THE 2020 Market Opportunities You Shouldn't
This trading season brings new and exciting investment opportunities!
Plan your strategies to enjoy all the market’s ups and downs of 2020.
1. RBA's Rate Cut – The Reserve Bank of Australia has made its third reduction in the cash, reaching another record low of 0.75% and causing the AUD decrease of 0.4% (USD 67.22c). Bringing some unpredicted shakes to the economy, the RBA is expected to stick to the “wait-and-see” approach.
The next RBA’s earnings report is estimated to take place on March 3, 2020.
2. Tesla’s Glorious Revenue Growth – The company has added $88 billion to its market cap since the beginning of 2020. Tesla's revenues are predicted to surge even higher, reaching $100 billion within four years with a potential to get to the peak of trillion of dollars within ten years.
Tesla’s is expected to report its earnings on April 22nd, 2020.
3. Brexit Effect on the GBP – GBP’s rate has been spotted moving, being influenced by the Brexit news. The UK trade deal agreement is expected to take place on December 31st, 2020. In case of a positive result, the UK will start a new relationship with the EU or exit transition without a trade deal.
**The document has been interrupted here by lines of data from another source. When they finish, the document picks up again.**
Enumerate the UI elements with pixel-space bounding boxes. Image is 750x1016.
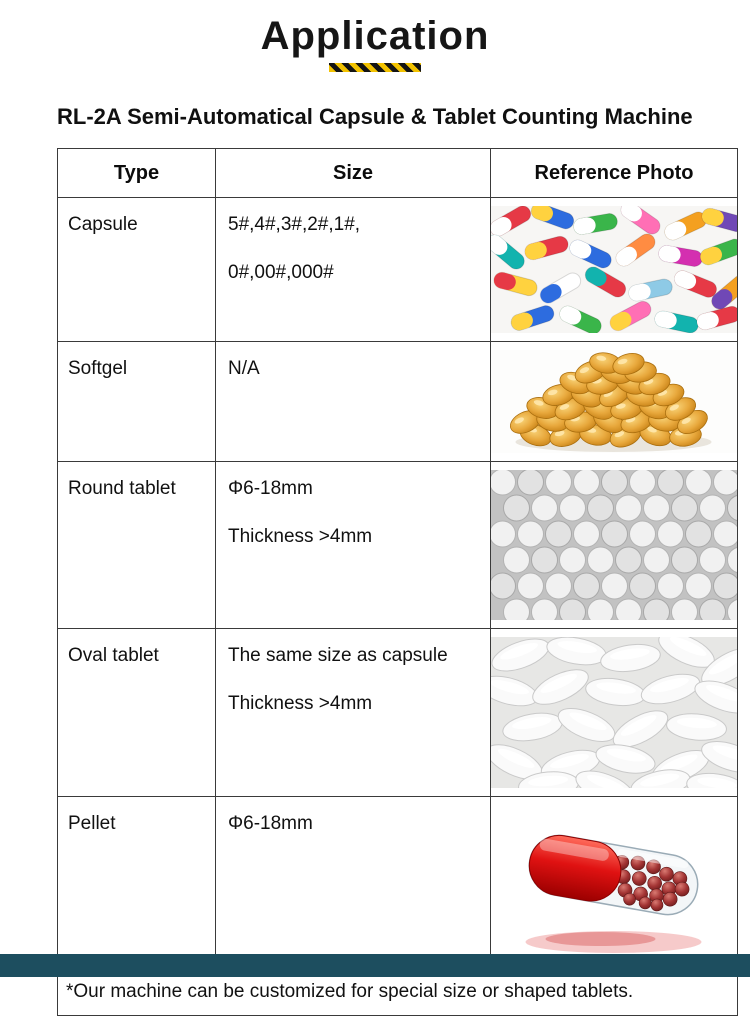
golden-softgels-photo xyxy=(491,350,737,453)
size-cell xyxy=(216,198,491,342)
size-line-1: 5#,4#,3#,2#,1#, xyxy=(228,214,361,235)
type-cell: Oval tablet xyxy=(58,629,216,797)
colorful-capsules-photo xyxy=(491,206,737,333)
header-reference-photo: Reference Photo xyxy=(491,149,738,198)
photo-cell xyxy=(491,198,738,342)
size-line-2: Thickness >4mm xyxy=(228,693,373,714)
barcode-stripe-decoration xyxy=(329,63,421,72)
table-row-capsule xyxy=(58,198,738,342)
application-table xyxy=(57,148,738,1016)
header-type: Type xyxy=(58,149,216,198)
table-row-round-tablet xyxy=(58,462,738,629)
header-size: Size xyxy=(216,149,491,198)
page-title: Application xyxy=(260,14,490,58)
size-line-1: Φ6-18mm xyxy=(228,478,313,499)
size-line-2: 0#,00#,000# xyxy=(228,262,334,283)
table-header-row xyxy=(58,149,738,198)
size-cell xyxy=(216,462,491,629)
size-line-1: The same size as capsule xyxy=(228,645,448,666)
size-cell xyxy=(216,342,491,462)
type-cell: Softgel xyxy=(58,342,216,462)
table-row-softgel xyxy=(58,342,738,462)
red-capsule-with-pellets-photo xyxy=(491,805,737,960)
machine-subtitle: RL-2A Semi-Automatical Capsule & Tablet Counting Machine xyxy=(57,104,693,129)
type-cell: Capsule xyxy=(58,198,216,342)
photo-cell xyxy=(491,629,738,797)
size-cell xyxy=(216,629,491,797)
table-row-pellet xyxy=(58,797,738,969)
type-cell: Pellet xyxy=(58,797,216,969)
photo-cell xyxy=(491,797,738,969)
table-row-oval-tablet xyxy=(58,629,738,797)
size-line-1: N/A xyxy=(228,358,260,379)
bottom-teal-bar xyxy=(0,954,750,977)
white-round-tablets-photo xyxy=(491,470,737,620)
type-cell: Round tablet xyxy=(58,462,216,629)
footnote-text: *Our machine can be customized for special size or shaped tablets. xyxy=(58,969,738,1016)
size-cell xyxy=(216,797,491,969)
size-line-2: Thickness >4mm xyxy=(228,526,373,547)
photo-cell xyxy=(491,462,738,629)
size-line-2 xyxy=(228,406,484,407)
size-line-2 xyxy=(228,861,484,862)
white-oval-tablets-photo xyxy=(491,637,737,788)
size-line-1: Φ6-18mm xyxy=(228,813,313,834)
photo-cell xyxy=(491,342,738,462)
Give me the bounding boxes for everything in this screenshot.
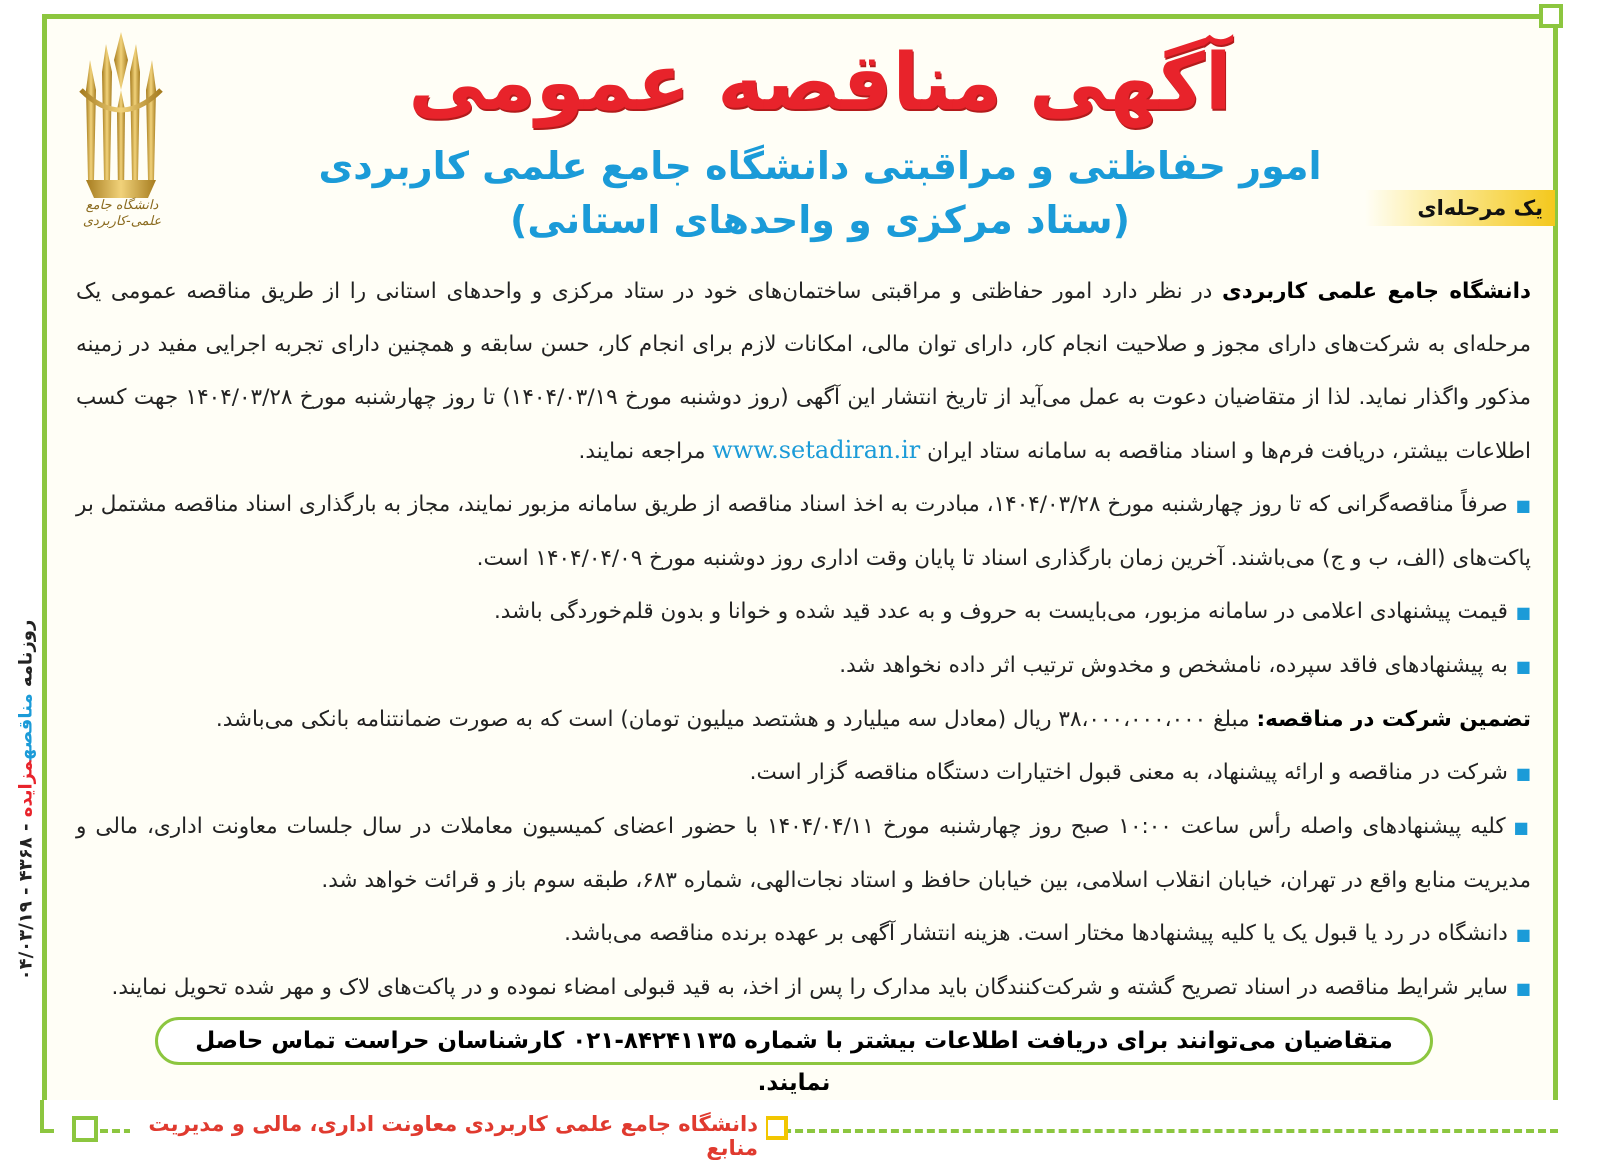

4. Earnings Season – The earnings season keeps providing investors with hot trading opportunities on a wide range of assets. Earnings are reported each quarter, in January, April, July, and October and the next earnings season will start on April 7th.
5. Precious Metals
Gold has been treated as a “safe haven” asset during the coronavirus virus threat period. ETFs (exchange-traded funds) increased Gold positions, making net purchases reach 730,000 ounces for this year.
Silver has reached an impressive near-term height at the beginning of January. Nevertheless, the majority of speculative investors reduced their net long positions, expecting a lack of uptrend movement.
6. BTC – Bitcoin’s price performance remains stable at around $9,300 level with the potential to break the critical resistance of $9,500.
7. ISM Non-Manufacturing PMI - The Institute of Supply Management’s non-manufacturing index climbed to 55 at the beginning of 2020. Economists expect the positive momentum to continue throughout the year.
The next ISM’s earnings report is estimated to take place on May 5th.
8. Energy Sector – OPEC had a meeting in Vienna to evaluate the impact of the coronavirus outbreak on the oil. Demand for crude oil in China dropped by 20% as cities were quarantined and factory production stopped. Oil price broke below $50 per barrel.
There is an extraordinary OPEC meeting planned for March 5th and an ordinary one for June 9th.
9. BOC Release – the Bank of Canada seems to stick to the same monetary policy, keeping the rate at 1.75%. BOC is expecting growth in household spending, strengthened by population and income increase and the recent federal income tax cut.
The next BOC’s earnings report is estimated to take place on July 6th.
10. Politics – Donald Trump delivered his state of the union speech in the light of a potential impeachment, arguing why he should be re-elected. Trump emphasized that he was building the world's most prosperous and inclusive society.
The United States presidential election will take place on November 3rd, 2020.